No, really—the smooth, beautiful skin of her chest became inexplicably scorched and raw, and the more he tried to soothe the wounds with tender kisses, the more she whimpered and sobbed in pain. The only things he found worse than enduring his helplessness were witnessing her trauma and knowing he'd had something to do with it.
Covered in sweat and panicking as though immersed in a true blaze, he woke. He tore off his own T-shirt, tossed it away, and then kicked off the blankets in a desperate attempt to turn down the heat in his haunted bed.
He had hurt Beckett. In so many different ways now.
Fresh off his divorce from his first wife, Vera, Grin began a story about a man called Nok who liked to say things like: "When a woman is asleep, she can't do any harm."
Grin may have been a little bitter.
But even then, several years before he ever crossed paths with Nina Nikolayevna and she turned his world inside out, Grin had something of an optimistic streak when it came to love and magic and miracles. Even Nok, the man who claimed he had a dead soul, fell deeply in love with a sincere and open-hearted woman named Gelli, whose love did nothing less than save him. In their story, they parted for a while, but afterwards they came together never to part again. They lived for a long time and died on the same day, a fate that Alexander Grin reserved for couples with profound love. He believed in that kind of love; believed it was real, whether or not he'd ever live to experience it himself.
Vera had never understood why her husband couldn't write a "realistic" novel. Grin had never understood how Vera couldn't see all that was real in what he wrote. She put up with his illegal activities and the long years of his exile, but she could not bear the heart of his imagination. He had wanted for them to be magic together, but if Vera didn't believe in the possibility of magic, she would never believe in them the way that he did. It was what he needed to realize before he could move on.
Marrying Nina Nikolayevna several years later meant far more to Alexander Grin than a second chance. She was new life; the embodiment of all the magic he'd believed was real all along.
She had a refreshing youthfulness about her—yes, he was 41 and she 27 when they married in 1921, but her youth was more a matter of spirit than of age, as was his, and that was why they understood that so well about one another.
She loved his playfulness, his vivid imagination. She'd search for weeks for the perfect name for a character in one of his short stories. Only when they'd found the right one were they done. She was relentless in her investigating. And it wasn't just for his sake; she cared about the people in the stories. Identifying these people properly became a series of puzzles that she wanted to help him solve.
He loved all that about her, but what he loved even more was the strength of her heart. He had a million examples to draw on—the way she treated loved ones and strangers alike, the way she never gave up on anyone in trouble. He once watched her care for a wounded hawk; could barely breathe at the sight of her compassion.
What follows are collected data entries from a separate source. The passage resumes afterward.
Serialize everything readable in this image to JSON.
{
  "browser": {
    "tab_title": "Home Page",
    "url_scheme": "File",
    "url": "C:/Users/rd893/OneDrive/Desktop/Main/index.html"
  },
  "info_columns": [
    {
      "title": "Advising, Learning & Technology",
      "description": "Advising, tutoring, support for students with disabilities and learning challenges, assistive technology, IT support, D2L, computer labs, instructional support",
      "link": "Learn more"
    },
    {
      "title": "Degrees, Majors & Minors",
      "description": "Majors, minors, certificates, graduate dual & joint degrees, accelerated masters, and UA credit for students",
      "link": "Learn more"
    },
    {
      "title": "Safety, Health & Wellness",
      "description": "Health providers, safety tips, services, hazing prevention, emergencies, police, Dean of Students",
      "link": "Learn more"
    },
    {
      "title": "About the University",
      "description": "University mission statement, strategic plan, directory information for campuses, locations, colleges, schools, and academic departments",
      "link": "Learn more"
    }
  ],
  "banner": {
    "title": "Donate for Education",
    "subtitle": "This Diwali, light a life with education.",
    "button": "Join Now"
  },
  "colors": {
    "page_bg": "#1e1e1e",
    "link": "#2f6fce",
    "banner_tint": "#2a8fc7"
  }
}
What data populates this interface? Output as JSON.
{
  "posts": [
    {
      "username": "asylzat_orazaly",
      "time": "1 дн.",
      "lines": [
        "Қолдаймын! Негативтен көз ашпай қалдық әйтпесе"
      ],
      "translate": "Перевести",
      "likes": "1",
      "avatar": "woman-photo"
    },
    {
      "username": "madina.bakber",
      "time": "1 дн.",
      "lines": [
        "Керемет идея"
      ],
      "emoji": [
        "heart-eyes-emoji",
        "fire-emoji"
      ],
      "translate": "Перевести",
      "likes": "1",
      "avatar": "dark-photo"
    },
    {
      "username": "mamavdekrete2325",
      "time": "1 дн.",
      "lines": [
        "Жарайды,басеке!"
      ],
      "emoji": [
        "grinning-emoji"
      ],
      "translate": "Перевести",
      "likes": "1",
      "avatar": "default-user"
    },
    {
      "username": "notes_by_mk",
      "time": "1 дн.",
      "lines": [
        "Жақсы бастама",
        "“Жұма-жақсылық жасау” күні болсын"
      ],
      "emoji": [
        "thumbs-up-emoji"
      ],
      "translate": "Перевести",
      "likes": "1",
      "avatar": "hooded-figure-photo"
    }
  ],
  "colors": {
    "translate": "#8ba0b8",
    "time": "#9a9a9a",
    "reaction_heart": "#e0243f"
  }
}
The day that they arrived at their new home in Feodosiya, Ukraine, where they would live by the sea that he loved so dearly, he composed a letter to his wife of three years and slipped the folded paper into the pocket of his trousers. As they wandered the shoreline of the Black Sea, hand-in-hand, he discreetly took the letter from his pocket into his empty palm. Then, when they reached the farthest point of their journey and turned toward home, he took her other hand in his, letting her palm close over the small paper as they walked.
"What's this?" she asked.
"A story," he teased, watching her as she unfolded it.
The letter was short, but its contents spanned their life together thus far, recounting what he had thought when he'd first met her and what a difference she had made in his life already.
"You gave me so much happiness, love, tenderness, and even good reasons to change my attitude to life," he wrote, "that I stand here now as if amidst flowers and waves with a flock of birds above my head. In my heart there is joy and light."
Kate saw a woman reading on the beach. The woman looked just the way that Kate always imagined Nina Nikolayevna to look, except rather modernized and Americanized. Between the swimsuit and sunglasses, the beach umbrella, the chaise lounge, and various accoutrements around her, Nina may as well have been hanging out at the Hamptons in the twenty-first century.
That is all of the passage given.